Fessé dans la cour des garçons

Cette fessée, le maître me la flanqua pour me punir de l’une de mes insolences en pleine classe et dont j’avais le secret.

Comme il m’avait demandé de le rejoindre sur l’estrade, je m’étais levé de mon pupitre et, les jambes flageolantes, j’avançais dans l’allée centrale quand soudain il m’ordonna de m’arrêter.

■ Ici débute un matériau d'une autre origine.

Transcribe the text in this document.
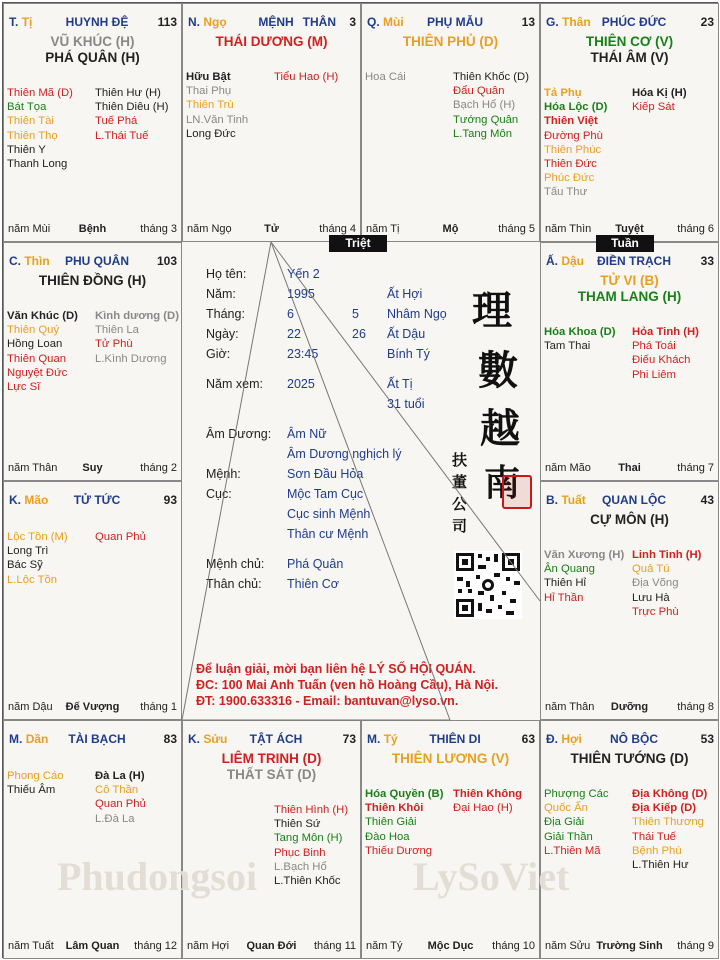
HUYNH ĐỆ
T. Tị	113
VŨ KHÚC (H)
PHÁ QUÂN (H)
Thiên Mã (D)
Bát Tọa
Thiên Tài
Thiên Thọ
Thiên Y
Thanh Long
Thiên Hư (H)
Thiên Diêu (H)
Tuế Phá
L.Thái Tuế
Bệnh
năm Mùi	tháng 3
MỆNH
N. Ngọ	THÂN 3
THÁI DƯƠNG (M)
Hữu Bật
Thai Phụ
Thiên Trù
LN.Văn Tinh
Long Đức
Tiểu Hao (H)
Tử
năm Ngọ	tháng 4
PHỤ MẪU
Q. Mùi	13
THIÊN PHỦ (D)
Hoa Cái	Thiên Khốc (D)
Đẩu Quân
Bạch Hổ (H)
Tướng Quân
L.Tang Môn
Mộ
năm Tị	tháng 5
PHÚC ĐỨC
G. Thân	23
THIÊN CƠ (V)
THÁI ÂM (V)
Tả Phụ
Hóa Lộc (D)
Thiên Việt
Đường Phù
Thiên Phúc
Thiên Đức
Phúc Đức
Tấu Thư
Hóa Kị (H)
Kiếp Sát
Tuyệt
năm Thìn	tháng 6
PHU QUÂN
C. Thìn	103
THIÊN ĐỒNG (H)
Văn Khúc (D)
Thiên Quý
Hồng Loan
Thiên Quan
Nguyệt Đức
Lực Sĩ
Kình dương (D)
Thiên La
Tử Phù
L.Kình Dương
Suy
năm Thân	tháng 2
ĐIỀN TRẠCH
Ấ. Dậu	33
TỬ VI (B)
THAM LANG (H)
Hóa Khoa (D)
Tam Thai
Hỏa Tinh (H)
Phá Toái
Điếu Khách
Phi Liêm
Thai
năm Mão	tháng 7
TỬ TỨC
K. Mão	93
Lộc Tồn (M)
Long Trì
Bác Sỹ
L.Lộc Tồn
Quan Phủ
Đế Vượng
năm Dậu	tháng 1
QUAN LỘC
B. Tuất	43
CỰ MÔN (H)
Văn Xương (H)
Ân Quang
Thiên Hỉ
Hỉ Thần
Linh Tinh (H)
Quả Tú
Địa Võng
Lưu Hà
Trực Phù
Dưỡng
năm Thân	tháng 8
TÀI BẠCH
M. Dần	83
Phong Cáo
Thiếu Âm
Đà La (H)
Cô Thần
Quan Phủ
L.Đà La
Lâm Quan
năm Tuất	tháng 12
TẬT ÁCH
K. Sửu	73
LIÊM TRINH (D)
THẤT SÁT (D)
Thiên Hình (H)
Thiên Sứ
Tang Môn (H)
Phục Binh
L.Bạch Hổ
L.Thiên Khốc
Quan Đới
năm Hợi	tháng 11
THIÊN DI
M. Tý	63
THIÊN LƯƠNG (V)
Hóa Quyền (B)
Thiên Khôi
Thiên Giải
Đào Hoa
Thiếu Dương
Thiên Không
Đại Hao (H)
Mộc Dục
năm Tý	tháng 10
NÔ BỘC
Đ. Hợi	53
THIÊN TƯỚNG (D)
Phượng Các
Quốc Ấn
Địa Giải
Giải Thần
L.Thiên Mã
Địa Không (D)
Địa Kiếp (D)
Thiên Thương
Thái Tuế
Bệnh Phù
L.Thiên Hư
Trường Sinh
năm Sửu	tháng 9
Họ tên:	Yến 2
Năm:	1995	Ất Hợi
Tháng:	6	5 Nhâm Ngọ
Ngày:	22	26 Ất Dậu
Giờ:	23:45	Bính Tý
Năm xem: 2025	Ất Tị
31 tuổi
Âm Dương: Âm Nữ
Âm Dương nghịch lý
Mệnh:	Sơn Đầu Hỏa
Cục:	Mộc Tam Cục
Cục sinh Mệnh
Thân cư Mệnh
Mệnh chủ: Phá Quân
Thân chủ: Thiên Cơ
理
數
越
南
扶
董
公
司
Để luận giải, mời bạn liên hệ LÝ SỐ HỘI QUÁN.
ĐC: 100 Mai Anh Tuấn (ven hồ Hoàng Cầu), Hà Nội.
ĐT: 1900.633316 - Email: bantuvan@lyso.vn.
Triệt	Tuần
Phudongsoi	LySoViet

Cela me surprit car je n’avais aucun doute sur la fessée qui m’attendait et que j’avais sottement cherchée.

Je restai là, à la fois ahuri et tout bête à me demander s’il avait renoncé à me punir, mes camarades étaient probablement aussi intrigués que moi. Puis au bout de quelques longues secondes d’attente, l’invraisemblable se produisit.

« Défais ta culotte et laisse-la tomber ! »

L’ordre me parut si farfelu et si incompréhensible que j’osais me rebeller.

« Non, M’sieur ! »

« Je compte jusqu’à trois et si tu n’obéis pas, c’est moi qui te déculotte et t’emmène dans la cour tel quel pour te fesser ! Un !… »

Affolé, je réalisai que j’avais des bretelles et que je devais d’abord enlever mon pull sans manches pour les dégager de mes épaules sans avoir à les décrocher !

« Deux !… »

Quand tomba le chiffre « trois », il était trop tard. Je m’étais pourtant dépêché, mon pull était par terre, une bretelle pendait sur le côté, mais j’étais loin d’avoir baissé ma culotte.

Je restai-là, coi, cherchant des yeux le secours de mes camarades les plus proches. Sans un mot, le maître descendit de l’estrade et se dirigea vers moi d’un pas tranquille. Il m’attrapa par un bras, m’accota contre sa hanche gauche, dégagea de mon épaule l’autre bretelle puis se pencha et s’attaqua furieusement à ma braguette. Il en fit sauter les boutons un à un puis, une fois que la braguette bâilla, la culotte dégagée de mes hanches dégringola jusqu’à mes chevilles.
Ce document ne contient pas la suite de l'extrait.